Pendant qu’ils discouraient ainsi, le nègre Dorerame, toujours désireux d’obtenir les faveurs de cette femme, lui dit : « Je suis fatigué de tes mensonges, ô Beder el Bedour (pleine lune des pleines lunes) » car elle s’appelait ainsi.

Le roi dit : « Celui qui a ainsi nommé cette femme n’a avancé que la vérité, car, par Dieu ! c’est bien la pleine lune des pleines lunes. »

Cependant, le nègre voulait entraîner cette femme, et la frappait au visage.

Le roi fut alors saisi de jalousie, son cœur se remplit de colère et il dit au vizir : « Voilà ce que fait ton nègre ! et, par Dieu ! je ne le ferais pas mourir de la plus vilaine mort ! et je n’en ferais pas un exemple et un avertissement pour ceux qui voudraient l’imiter ! »

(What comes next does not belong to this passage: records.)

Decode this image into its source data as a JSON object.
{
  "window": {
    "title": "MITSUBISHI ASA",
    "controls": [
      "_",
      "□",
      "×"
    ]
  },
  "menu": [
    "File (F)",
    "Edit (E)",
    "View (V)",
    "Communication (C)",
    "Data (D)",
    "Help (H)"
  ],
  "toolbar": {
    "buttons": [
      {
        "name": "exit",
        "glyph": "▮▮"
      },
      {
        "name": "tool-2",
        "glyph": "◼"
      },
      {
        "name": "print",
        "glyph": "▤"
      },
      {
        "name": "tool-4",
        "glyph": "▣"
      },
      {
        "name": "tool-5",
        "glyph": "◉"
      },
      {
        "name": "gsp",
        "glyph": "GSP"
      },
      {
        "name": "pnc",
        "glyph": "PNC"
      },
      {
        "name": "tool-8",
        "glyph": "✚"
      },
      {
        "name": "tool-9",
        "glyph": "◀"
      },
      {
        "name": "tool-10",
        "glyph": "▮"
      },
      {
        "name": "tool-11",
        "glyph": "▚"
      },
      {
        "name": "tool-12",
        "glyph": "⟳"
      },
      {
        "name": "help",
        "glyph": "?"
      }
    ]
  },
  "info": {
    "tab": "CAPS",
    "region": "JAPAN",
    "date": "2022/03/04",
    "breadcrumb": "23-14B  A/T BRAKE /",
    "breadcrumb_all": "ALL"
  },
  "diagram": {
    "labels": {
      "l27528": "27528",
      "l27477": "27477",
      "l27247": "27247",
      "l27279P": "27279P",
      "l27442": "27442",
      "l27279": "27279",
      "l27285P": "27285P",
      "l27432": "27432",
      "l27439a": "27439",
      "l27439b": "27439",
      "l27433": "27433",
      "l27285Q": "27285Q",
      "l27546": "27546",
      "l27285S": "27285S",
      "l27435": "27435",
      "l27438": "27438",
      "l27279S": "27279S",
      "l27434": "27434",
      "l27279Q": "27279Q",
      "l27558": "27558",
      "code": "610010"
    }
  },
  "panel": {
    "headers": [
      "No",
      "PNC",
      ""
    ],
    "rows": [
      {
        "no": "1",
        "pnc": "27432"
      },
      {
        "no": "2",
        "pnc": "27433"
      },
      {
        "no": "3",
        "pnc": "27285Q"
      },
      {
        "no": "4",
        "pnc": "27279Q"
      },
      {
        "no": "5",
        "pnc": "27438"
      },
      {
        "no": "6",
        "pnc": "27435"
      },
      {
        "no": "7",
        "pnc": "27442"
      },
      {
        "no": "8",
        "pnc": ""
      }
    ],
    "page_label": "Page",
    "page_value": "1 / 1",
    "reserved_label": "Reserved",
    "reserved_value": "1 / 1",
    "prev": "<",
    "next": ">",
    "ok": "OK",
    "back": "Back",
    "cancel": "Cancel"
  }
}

À ce moment, le roi entendit cette femme dire au nègre : « Tu trahis ton maître le vizir avec sa femme, et maintenant tu trahis celle-ci, malgré votre intimité et les faveurs dont elle te comble[1]. Et certes ! elle t’aime d’une violente passion, et toi, tu en recherches une autre. » Le roi dit au vizir : « Écoute

  1. (47) « Tu trahis ton maître, le vizir, avec sa femme, et maintenant tu trahis celle-ci. » Par cette phrase est rendu le passage du texte dont la traduction littérale est : « Tu trahis le sel et tu trahis la femme du vizir. » Trahir le sel est une expression imagée qui, faisant allusion à l’habitude orientale de donner l’hospitalité en offrant le sel, a le sens de : « Trahir l’hôte, le maître, la main qui nourrit. »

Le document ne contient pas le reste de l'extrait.